Como explica Firbas, editor del poema Armas antárticas, durante el siglo XVI seguían vigentes los mapas anteriores a la incorporación de América al escenario global. Uno de ellos era el contenido en las ediciones del comentario de Macrobio a “El sueño de Escipión”. Firbas notó, en ese mapa que describe a la Tierra como una esfera segmentada en cuatro grandes continentes o islas, que el origen del nombre Perú podría hallarse en la descripción de una de las cinco zonas climáticas. Eran dos las zonas templadas y habitables y tres, las inhabitables: los dos polos frígidos y una zona tórrida llamada pervsta (o perusta), es decir, quemada. En los mapas corrientes en el siglo XVI, era común que la tipografía de dicha zona tórrida se compusiera de esta forma en los impresos: PERV S T A.
Es fácil dejarnos persuadir por la sutil mirada de Firbas. En cierto modo, la antigua cartografía latina contenía el nombre del aurífero territorio austral.
Colofón de novela
Gracias al trabajo de la filóloga y escritora Belinda Palacios, hoy sabemos que la primera novela americana se gestó en el Perú del siglo XVII y que su autor es Andrés de León. En su reciente edición de La historia del huérfano (1621), explica la interrelación entre dicha ficción y la crónica de Indias, punto de partida para conocer lo americano. Hay, pues, en la primera novela peruana un marcado interés por las descripciones propias de las relaciones geográficas.

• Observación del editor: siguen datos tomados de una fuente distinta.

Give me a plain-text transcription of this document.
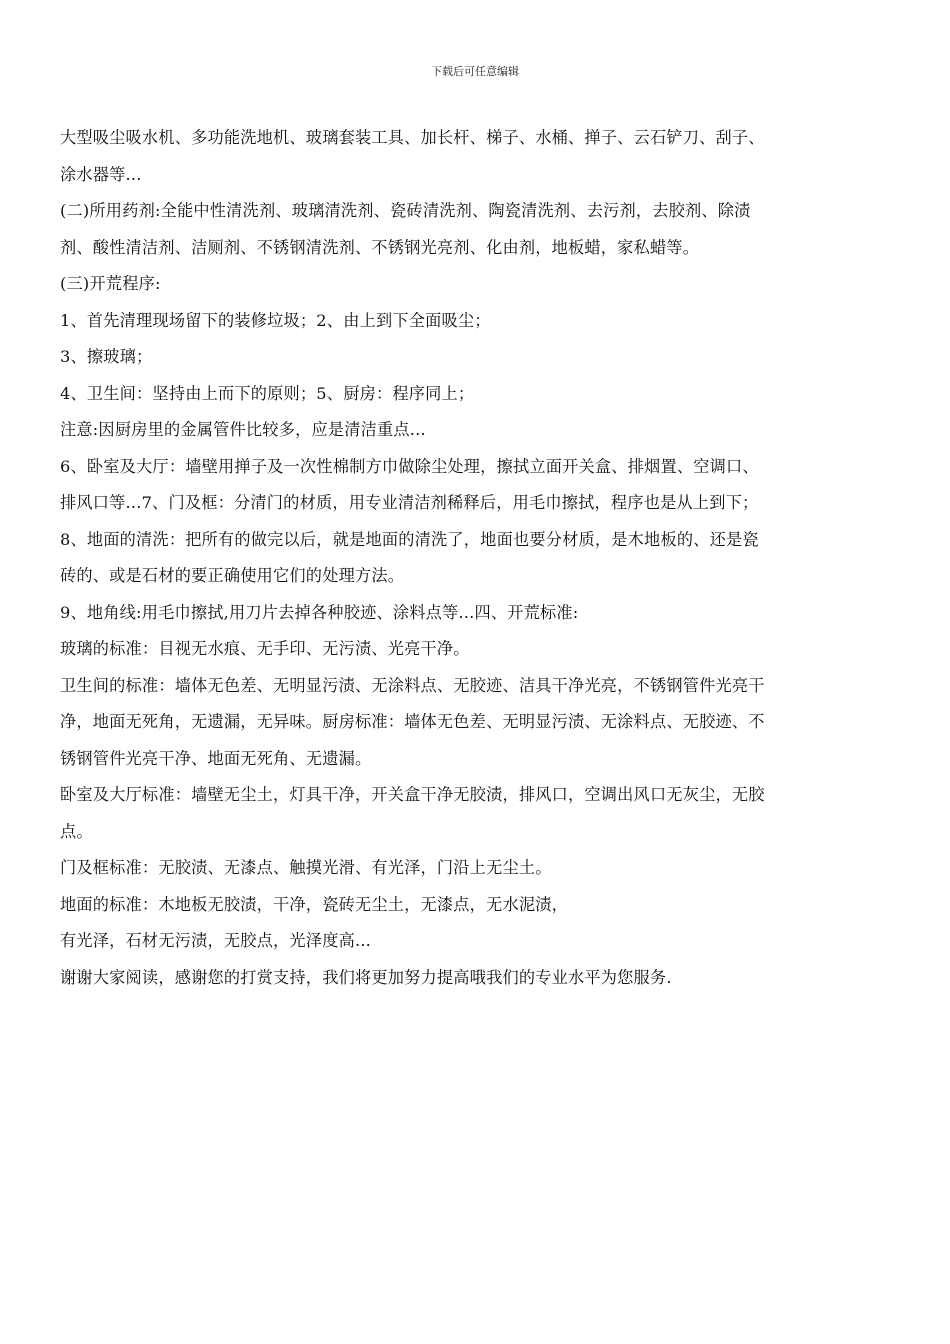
下载后可任意编辑
大型吸尘吸水机、多功能洗地机、玻璃套装工具、加长杆、梯子、水桶、掸子、云石铲刀、刮子、
涂水器等...
(二)所用药剂:全能中性清洗剂、玻璃清洗剂、瓷砖清洗剂、陶瓷清洗剂、去污剂，去胶剂、除渍
剂、酸性清洁剂、洁厕剂、不锈钢清洗剂、不锈钢光亮剂、化由剂，地板蜡，家私蜡等。
(三)开荒程序:
1、首先清理现场留下的装修垃圾；2、由上到下全面吸尘；
3、擦玻璃；
4、卫生间：坚持由上而下的原则；5、厨房：程序同上；
注意:因厨房里的金属管件比较多，应是清洁重点...
6、卧室及大厅：墙壁用掸子及一次性棉制方巾做除尘处理，擦拭立面开关盒、排烟置、空调口、
排风口等...7、门及框：分清门的材质，用专业清洁剂稀释后，用毛巾擦拭，程序也是从上到下；
8、地面的清洗：把所有的做完以后，就是地面的清洗了，地面也要分材质，是木地板的、还是瓷
砖的、或是石材的要正确使用它们的处理方法。
9、地角线:用毛巾擦拭,用刀片去掉各种胶迹、涂料点等...四、开荒标准:
玻璃的标准：目视无水痕、无手印、无污渍、光亮干净。
卫生间的标准：墙体无色差、无明显污渍、无涂料点、无胶迹、洁具干净光亮，不锈钢管件光亮干
净，地面无死角，无遗漏，无异味。厨房标准：墙体无色差、无明显污渍、无涂料点、无胶迹、不
锈钢管件光亮干净、地面无死角、无遗漏。
卧室及大厅标准：墙壁无尘土，灯具干净，开关盒干净无胶渍，排风口，空调出风口无灰尘，无胶
点。
门及框标准：无胶渍、无漆点、触摸光滑、有光泽，门沿上无尘土。
地面的标准：木地板无胶渍，干净，瓷砖无尘土，无漆点，无水泥渍，
有光泽，石材无污渍，无胶点，光泽度高...
谢谢大家阅读，感谢您的打赏支持，我们将更加努力提高哦我们的专业水平为您服务.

Ya en La historia del huérfano, en la primera mitad del siglo XVII y a tan solo unos años de la preciosa muerte de Rosa de Lima, el Perú se comienza a imaginar corográficamente, entiéndase, como nación como una civilización: ciudades y poblados, conventos, templos, producción agrícola, flora y fauna propia de cada región… Ya aparecen los ciudadanos de a pie y religiosas y religiosos de conventos, esos fascinantes micro universos.
Pobláronla los primeros conquistadores y della salieron a conquistar todo el Pirú. Pusiéronla Piura por un río que tiene cerca de sus muros, llamado Piro y después, alterándole algo, llaman por este río a toda la tierra Perú, y lo mismo la ciudad de Piura, a quien las mudanzas del tiempo tienen hoy apurada, tanto que es la más ínfima del Perú, dende la cual se va por unos estendidos arenales, tan despoblados y calurosos como los de Libia, por que se lleva la bebida y comida hasta algunas poblaciones de naturales que a grandes distancias viven (mi subrayado).
Sea o no ficticia esta etimología, debemos notar que a inicios del siglo XVII era tan importante describir al Perú como una civitas, como una nación, como una serie de gentes que se comunicaban con español, quechua (lengua general del reino), aimara, puquina y yunga (como los quechuas llamaban al mochica). Quizá el pueblo peruano alcance los quinientos años sin la certeza del origen de su nombre, pero sí con una herencia cultural inconmensurable. Quizá para entonces celebremos el 20 de noviembre como un bautizo y el 28 de julio como una confirmación.